Bisnis.com, JAKARTA - Harga saham bank jumbo seperti PT Bank Rakyat Indonesia (Persero) Tbk. (BBRI) dan PT Bank Negara Indonesia (Persero) Tbk. (BBNI) sempat terguncang saat Bank Indonesia (BI) memutuskan untuk menaikan suku bunga acuannya jadi 6,25% pada pekan ini.
Berdasarkan data RTI Business, harga saham BBRI turun 6,21% menjadi Rp4.830 pada penutupan perdagangan akhir pekan Jumat (26/4/2024). Dalam sepekan perdagangan, harga saham BBRI anjlok 8,44%.
Saham BBRI juga mencatatkan nilai jual asing atau net foreign sell sebesar Rp2,5 triliun dalam sepekan. Adapun, sepanjang tahun berjalan (year to date/ytd) harga saham BBRI turun 15,63%.
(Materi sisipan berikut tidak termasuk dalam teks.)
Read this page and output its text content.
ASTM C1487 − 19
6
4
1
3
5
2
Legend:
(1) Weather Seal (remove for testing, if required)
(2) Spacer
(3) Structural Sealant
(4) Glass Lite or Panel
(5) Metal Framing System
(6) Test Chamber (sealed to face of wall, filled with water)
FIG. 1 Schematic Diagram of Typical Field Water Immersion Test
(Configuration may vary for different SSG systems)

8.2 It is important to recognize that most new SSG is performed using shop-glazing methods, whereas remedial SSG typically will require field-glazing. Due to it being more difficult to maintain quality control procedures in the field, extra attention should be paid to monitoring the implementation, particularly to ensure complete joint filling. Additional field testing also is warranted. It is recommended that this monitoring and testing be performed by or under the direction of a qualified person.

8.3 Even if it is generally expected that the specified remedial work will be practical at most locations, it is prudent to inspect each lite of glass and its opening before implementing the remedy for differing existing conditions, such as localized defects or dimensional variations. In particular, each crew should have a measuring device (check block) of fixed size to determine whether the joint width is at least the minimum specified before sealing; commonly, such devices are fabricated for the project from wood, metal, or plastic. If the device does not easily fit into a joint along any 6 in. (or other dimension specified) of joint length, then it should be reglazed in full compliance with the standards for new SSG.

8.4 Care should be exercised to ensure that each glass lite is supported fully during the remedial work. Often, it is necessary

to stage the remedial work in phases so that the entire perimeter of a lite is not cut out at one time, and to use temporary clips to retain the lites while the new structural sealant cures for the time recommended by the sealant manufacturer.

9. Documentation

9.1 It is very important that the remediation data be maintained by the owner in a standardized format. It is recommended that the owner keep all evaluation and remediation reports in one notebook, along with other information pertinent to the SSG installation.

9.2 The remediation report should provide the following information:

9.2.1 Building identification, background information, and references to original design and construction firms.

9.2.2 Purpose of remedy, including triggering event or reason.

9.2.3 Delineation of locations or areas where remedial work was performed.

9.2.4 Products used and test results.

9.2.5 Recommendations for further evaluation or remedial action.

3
Begitu juga dengan BBNI yang mencatatkan penurunan harga saham 2,83% menjadi Rp5.150 pada penutupan perdagangan akhir pekan kemarin. Harga saham BBNI juga turun 1,44% dalam sepekan dan jeblok 4,19% ytd.
Harga saham PT Bank Mandiri (Persero) Tbk. (BMRI) juga turun 2,88% pada penutupan perdagangan. Meskipun, dalam sepekan harga saham BMRI naik 0,37%.
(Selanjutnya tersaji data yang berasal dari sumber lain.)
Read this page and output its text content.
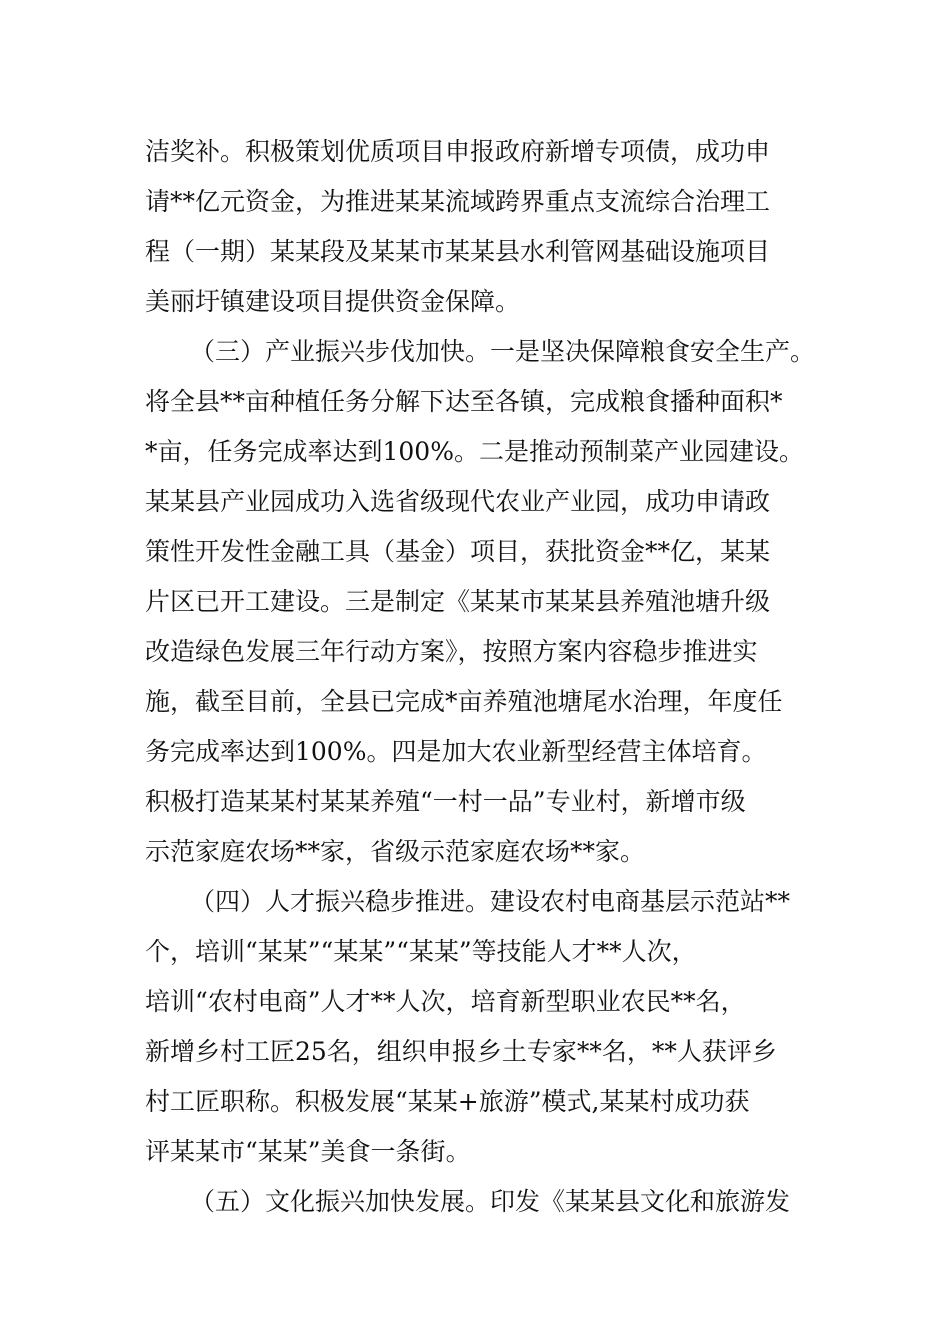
洁奖补。积极策划优质项目申报政府新增专项债，成功申
请**亿元资金，为推进某某流域跨界重点支流综合治理工
程（一期）某某段及某某市某某县水利管网基础设施项目
美丽圩镇建设项目提供资金保障。
（三）产业振兴步伐加快。一是坚决保障粮食安全生产。
将全县**亩种植任务分解下达至各镇，完成粮食播种面积*
*亩，任务完成率达到100%。二是推动预制菜产业园建设。
某某县产业园成功入选省级现代农业产业园，成功申请政
策性开发性金融工具（基金）项目，获批资金**亿，某某
片区已开工建设。三是制定《某某市某某县养殖池塘升级
改造绿色发展三年行动方案》，按照方案内容稳步推进实
施，截至目前，全县已完成*亩养殖池塘尾水治理，年度任
务完成率达到100%。四是加大农业新型经营主体培育。
积极打造某某村某某养殖“一村一品”专业村，新增市级
示范家庭农场**家，省级示范家庭农场**家。
（四）人才振兴稳步推进。建设农村电商基层示范站**
个，培训“某某”“某某”“某某”等技能人才**人次，
培训“农村电商”人才**人次，培育新型职业农民**名，
新增乡村工匠25名，组织申报乡土专家**名，**人获评乡
村工匠职称。积极发展“某某+旅游”模式,某某村成功获
评某某市“某某”美食一条街。
（五）文化振兴加快发展。印发《某某县文化和旅游发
Harga saham BMRI juga masih mencatatkan nilai beli asing atau net foreign buy sebesar Rp467,55 miliar dalam sepekan perdagangan. Kemudian, harga saham BMRI naik 11,57% ytd.
Baca Juga
PT Bank Central Asia Tbk. (BBCA) mencatatkan penurunan harga saham 1,53% menjadi Rp9.625 pada penutupan perdagangan akhir pekan ini. Namun, harga saham bank naik 1,58% dalam sepekan.
BBCA juga mencatatkan net foreign buy Rp21,15 miliar dalam sepekan. Adapun, BBCA mencatatkan kenaikan harga saham 2,39% ytd.
Reli saham bank jumbo dalam sepekan ini terjadi di tengah pengumuman kenaikan suku bunga acuan BI. Keputusan menaikan suku bunga acuan diambil BI diambil dalam agenda Rapat Dewan Gubernur (RDG) periode 23-24 April 2024. BI rate pun kini menyentuh level 6,25%, naik 25 basis poin (bps) setelah sebelumnya tertahan di level 6% sejak Oktober 2023.
Senior Faculty Lembaga Pengembangan Perbankan Indonesia (LPPI) Amin Nurdin mengatakan sektor perbankan memang terkena dampak kenaikan suku bunga acuan BI. Secara umum dampaknya akan terasa pada 6 bulan ke depan, ketika pertumbuhan kredit melambat.
"Manakala pertumbuhan kredit melemah dan beberapa debitur mengalami kesulitan pembayaran, maka ini akan memengaruhi NPL [nonperforming loan] bank, sehingga akhirnya akan memengaruhi kinerja secara umum nantinya," kata Amin kepada Bisnis pada Kamis (25/4/2024).
Associate Director of Research and Investment Pilarmas Investindo Sekuritas Maximilianus Nico Demus menilai saham perbankan akan mengalami koreksi seiring sentimen negatif di pasar, di antaranya terkait suku bunga acuan. Namun, prospek saham perbankan masih baik untuk jangka panjang.
“Akan tetapi, potensi valuasi di masa yang akan datang masih sangat baik,” ujarnya.
Research Analyst Infovesta Kapital Advisori Arjun Ajwani juga mengatakan prospek saham perbankan ke depan masih bagus dengan rekomendasi beli.
"Prospeknya bagus karena valuasi masih menarik seiring dengan pertumbuhan laba yang kuat," ujarnya.
Disclaimer: berita ini tidak bertujuan mengajak membeli atau menjual saham. Keputusan investasi sepenuhnya ada di tangan pembaca. Bisnis.com tidak bertanggung jawab terhadap segala kerugian maupun keuntungan yang timbul dari keputusan investasi pembaca.